For a representative P3E configuration (P3H3), the memory figures presented were up to 19.5 MB of xMemory and up to 1.8 MB of RAM. This is not merely a spec sheet; it connects to the logic of reducing the development-resource trap that grows as variants repeat. Ultimately, ST’s competitiveness is not whether it offers “SoC-class compute,” but whether it can make development and validation of electrified integrated controllers less painful. For OEMs, it works in the direction of reducing the repetitive development and validation time that accumulates each time a platform expands.



Making an Integrated Controller “Safe”
Analog/Timer/IO Efficiency and High-Speed Networking


As integration grows, systems become riskier - and the electrification domain is especially so. Inverters, converters, OBC, DC-DC, BMS - these are the lifelines of an EV. That is why ST, after talking about integration, quickly moved to “how to integrate safely.”
Lim emphasized precise timers, rich analog resources, and IO efficiency. The precision of motor control and thermal management ultimately depends on analog interfaces and timing. P3E significantly expands analog resources - ADCs and comparators - t트리플 슬롯lored to electrification dom트리플 슬롯ns.
ST presented a configuration built around 106 ADC channels, including 12× SAR ADC, 10× Sigma-Delta ADC, and 4× comparators. The point was to show, in hardware resource allocation, the ability to measure precisely and control precisely in an electrified integrated controller.
Networking was also pulled into the SDV direction with higher speed. P3E points toward MCU-level support for Ethernet-based real-time networking such as TSN (Time-Sensitive Networking) through 10/100/1000BASE-T1 Ethernet, 10BASE-T1S, CAN XL, and CAN FD. The key is not bandwidth itself but predictable latency.
In this flow, safety and security are not optional - they are preconditions for integration. ST emphasized ASIL-D aspirations and hardware-based security (HSM), describing “360-degree security.” As integrated controllers grow, a single fault carries a larger impact. Integration reduces parts, but it also reallocates the OEM’s time exposure to validation, accountability, and recall risk.

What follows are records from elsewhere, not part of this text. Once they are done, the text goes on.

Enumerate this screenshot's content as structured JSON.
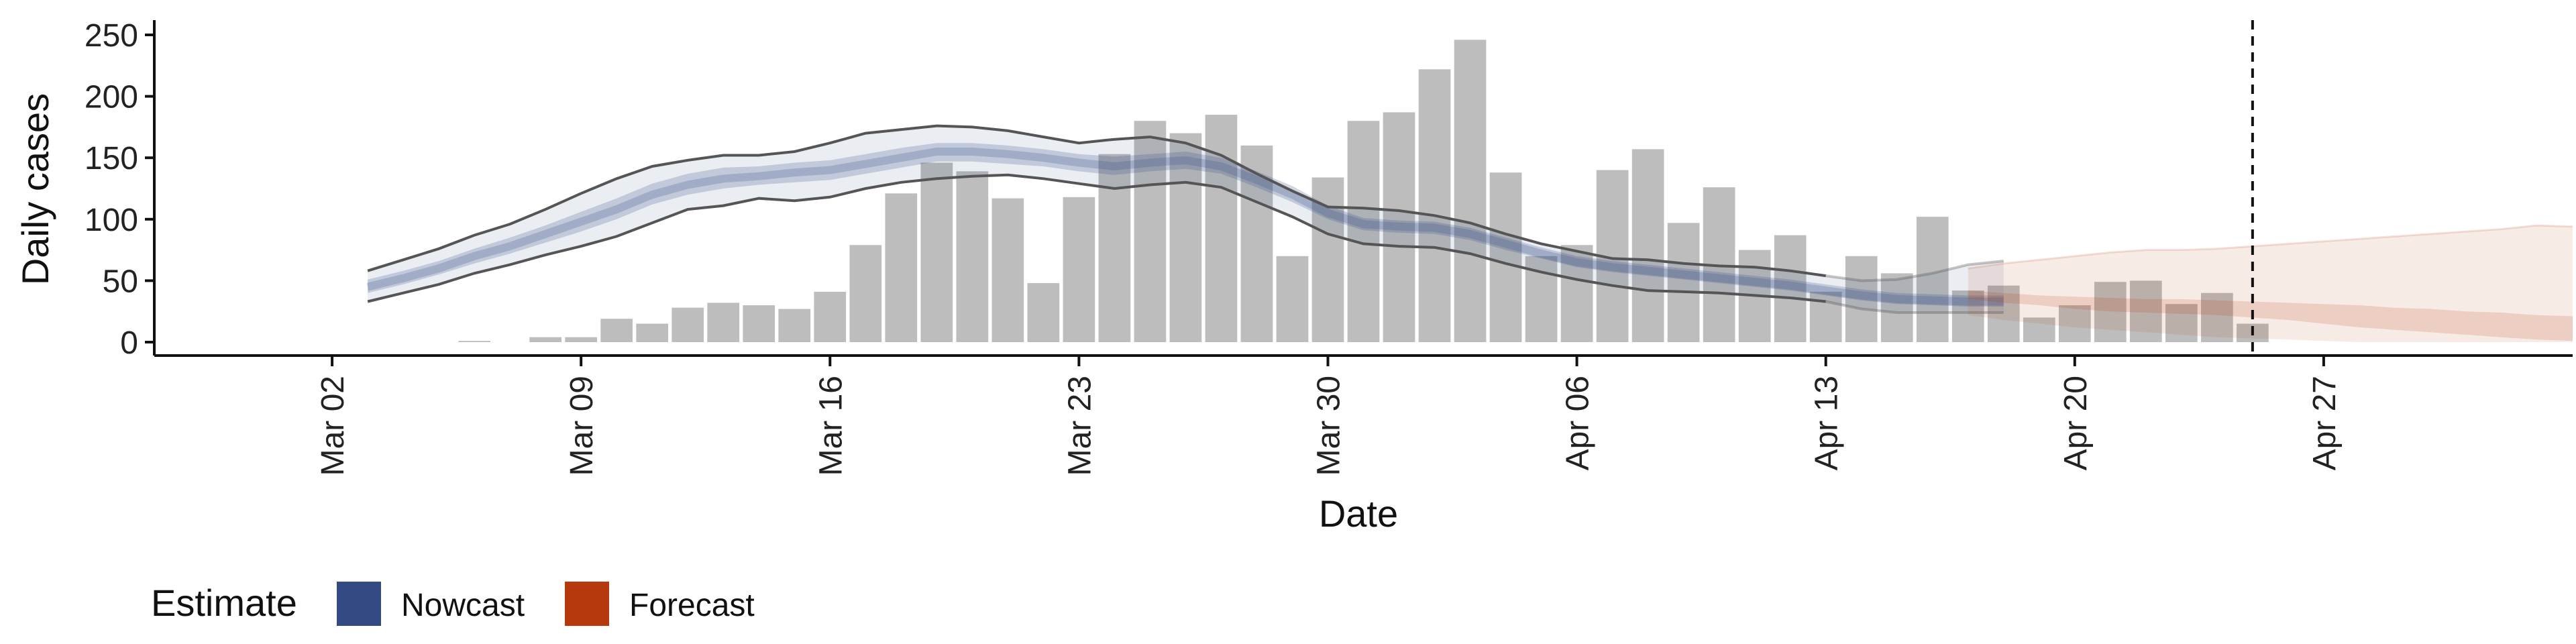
{
  "chart_data": {
    "type": "bar",
    "ylabel": "Daily cases",
    "xlabel": "Date",
    "ylim": [
      0,
      260
    ],
    "yticks": [
      0,
      50,
      100,
      150,
      200,
      250
    ],
    "xlim": [
      "2020-02-26",
      "2020-05-04"
    ],
    "xticks": [
      {
        "date": "2020-03-02",
        "label": "Mar 02"
      },
      {
        "date": "2020-03-09",
        "label": "Mar 09"
      },
      {
        "date": "2020-03-16",
        "label": "Mar 16"
      },
      {
        "date": "2020-03-23",
        "label": "Mar 23"
      },
      {
        "date": "2020-03-30",
        "label": "Mar 30"
      },
      {
        "date": "2020-04-06",
        "label": "Apr 06"
      },
      {
        "date": "2020-04-13",
        "label": "Apr 13"
      },
      {
        "date": "2020-04-20",
        "label": "Apr 20"
      },
      {
        "date": "2020-04-27",
        "label": "Apr 27"
      }
    ],
    "bars": {
      "start_date": "2020-03-06",
      "values": [
        1,
        0,
        4,
        4,
        19,
        15,
        28,
        32,
        30,
        27,
        41,
        79,
        121,
        146,
        139,
        117,
        48,
        118,
        153,
        180,
        170,
        185,
        160,
        70,
        134,
        180,
        187,
        222,
        246,
        138,
        70,
        79,
        140,
        157,
        97,
        126,
        75,
        87,
        41,
        70,
        56,
        102,
        42,
        46,
        20,
        30,
        49,
        50,
        31,
        40,
        15
      ]
    },
    "nowcast": {
      "start_date": "2020-03-03",
      "median": [
        45,
        52,
        60,
        70,
        78,
        88,
        98,
        108,
        120,
        128,
        133,
        135,
        138,
        140,
        145,
        150,
        155,
        155,
        153,
        150,
        146,
        143,
        146,
        148,
        143,
        132,
        120,
        105,
        96,
        94,
        93,
        88,
        80,
        72,
        65,
        61,
        58,
        55,
        52,
        49,
        46,
        42,
        38,
        35,
        34,
        33,
        33
      ],
      "inner_lower": [
        40,
        47,
        55,
        64,
        72,
        81,
        90,
        100,
        112,
        120,
        125,
        128,
        130,
        132,
        137,
        142,
        147,
        147,
        145,
        143,
        139,
        136,
        139,
        141,
        137,
        126,
        114,
        100,
        91,
        89,
        88,
        83,
        75,
        68,
        61,
        57,
        54,
        51,
        48,
        45,
        42,
        38,
        34,
        31,
        30,
        29,
        29
      ],
      "inner_upper": [
        51,
        58,
        66,
        76,
        85,
        95,
        106,
        117,
        129,
        137,
        142,
        143,
        146,
        148,
        153,
        158,
        162,
        162,
        160,
        157,
        153,
        151,
        153,
        155,
        150,
        139,
        127,
        111,
        101,
        99,
        98,
        93,
        85,
        77,
        70,
        66,
        63,
        60,
        57,
        54,
        51,
        47,
        43,
        40,
        39,
        38,
        38
      ],
      "outer_lower": [
        33,
        40,
        47,
        56,
        63,
        71,
        78,
        86,
        97,
        108,
        111,
        117,
        115,
        118,
        125,
        130,
        133,
        135,
        136,
        133,
        129,
        125,
        128,
        130,
        126,
        114,
        102,
        88,
        80,
        78,
        77,
        72,
        64,
        57,
        51,
        46,
        42,
        41,
        40,
        38,
        36,
        33,
        27,
        24,
        24,
        24,
        24
      ],
      "outer_upper": [
        58,
        67,
        76,
        87,
        96,
        108,
        121,
        133,
        143,
        148,
        152,
        152,
        155,
        162,
        170,
        173,
        176,
        175,
        172,
        167,
        162,
        165,
        167,
        162,
        152,
        137,
        123,
        110,
        109,
        107,
        103,
        97,
        88,
        80,
        74,
        68,
        67,
        64,
        62,
        61,
        58,
        54,
        50,
        51,
        56,
        63,
        66
      ]
    },
    "forecast": {
      "start_date": "2020-04-17",
      "outer_lower": [
        22,
        18,
        15,
        12,
        10,
        8,
        6,
        4,
        3,
        2,
        1,
        0,
        0,
        0,
        0,
        0,
        0,
        0
      ],
      "outer_upper": [
        60,
        64,
        67,
        70,
        73,
        75,
        75,
        76,
        78,
        80,
        82,
        84,
        86,
        88,
        90,
        92,
        95,
        94
      ],
      "inner_lower": [
        35,
        32,
        30,
        27,
        25,
        24,
        23,
        22,
        20,
        18,
        15,
        12,
        10,
        8,
        6,
        4,
        2,
        1
      ],
      "inner_upper": [
        42,
        40,
        38,
        37,
        36,
        35,
        35,
        34,
        33,
        32,
        31,
        30,
        28,
        27,
        25,
        24,
        22,
        21
      ]
    },
    "reference_line": {
      "date": "2020-04-25"
    },
    "legend": {
      "title": "Estimate",
      "position": "bottom-left",
      "items": [
        {
          "label": "Nowcast",
          "color": "#344a82"
        },
        {
          "label": "Forecast",
          "color": "#b5390c"
        }
      ]
    },
    "colors": {
      "bars": "#bdbdbd",
      "nowcast": "#344a82",
      "forecast": "#b5390c",
      "outer_line": "#555555"
    },
    "grid": false
  }
}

Timeline: Mass-Production Target by Year-End, Vehicles in 2028 - 2029
The Deciding Factor Is the OEM’s “Will to Integrate”

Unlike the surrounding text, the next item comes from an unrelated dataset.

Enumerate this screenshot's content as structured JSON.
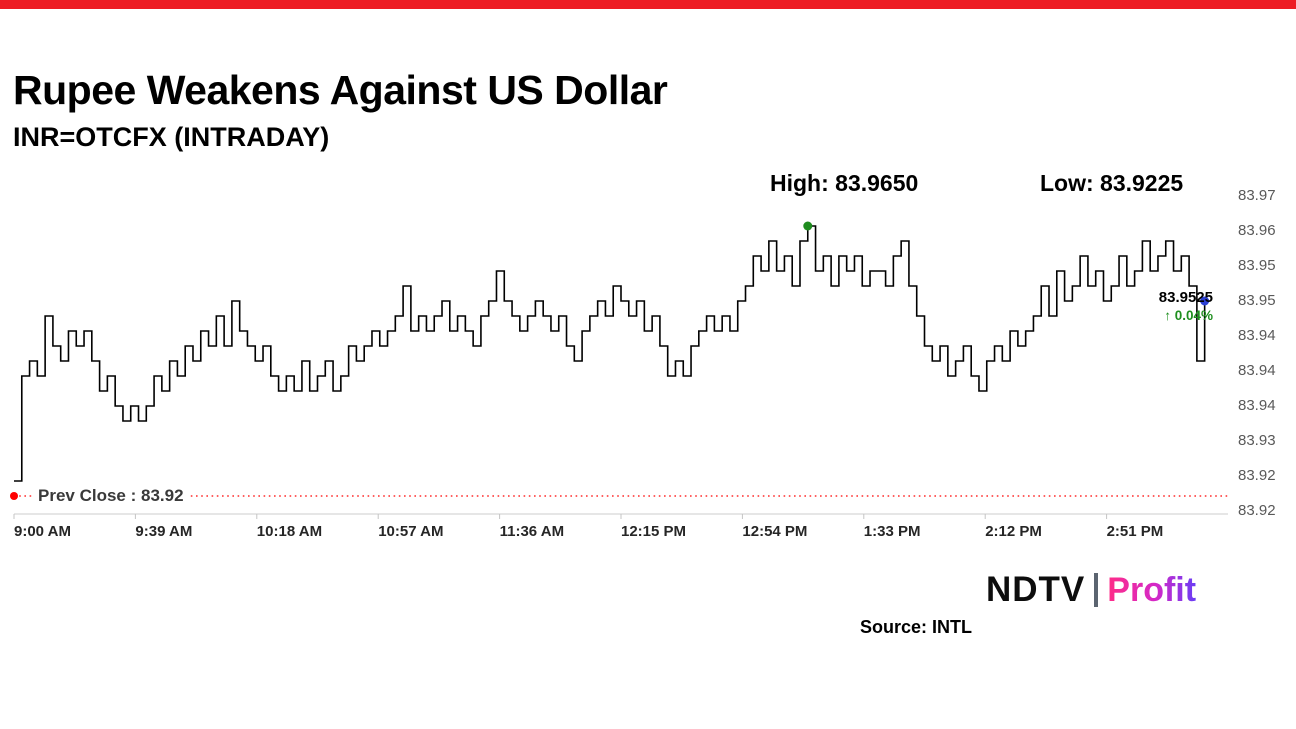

“We have already started sampling, and development is underway with major OEMs and Tier-1s after providing samples. The production target is the end of this year, and you will likely see vehicles that deploy it around 2028 - 2029,” Lim said.
This schedule is less about “when it arrives” and more about when market collision begins in earnest. The contest will not be only about whether an AI accelerator exists, but about how far OEMs push x-in-1 integration. Some may stop at 3-in-1; others may push beyond 5-in-1 and 7-in-1 to more aggressive declarations like 14-in-1. Depending on that choice, the size and role of the integrated controller - and the way AI is inserted - will change.

As SDV expands, integration does not stop. Inverter, converter, OBC, DC-DC, BMS are bundled into a single electrified integrated controller. Data paths and power paths, and software accumulated through OTA, all converge. Integration simplifies structure while placing more computation and more responsibility onto one chip. So the decisive factor becomes not “how much you compute,” but whether you can finish within time.
The essence of what ST calls an “AI-accelerated MCU” is increasing computation inside an integrated structure without shaking the time of the physical loop - this is determinism and reliability. That is also why Park began with “direction,” not “product.” ST is pulling that role back to the MCU (edge) and is targeting a doubling of automotive MCU revenue by 2030 compared to 2024.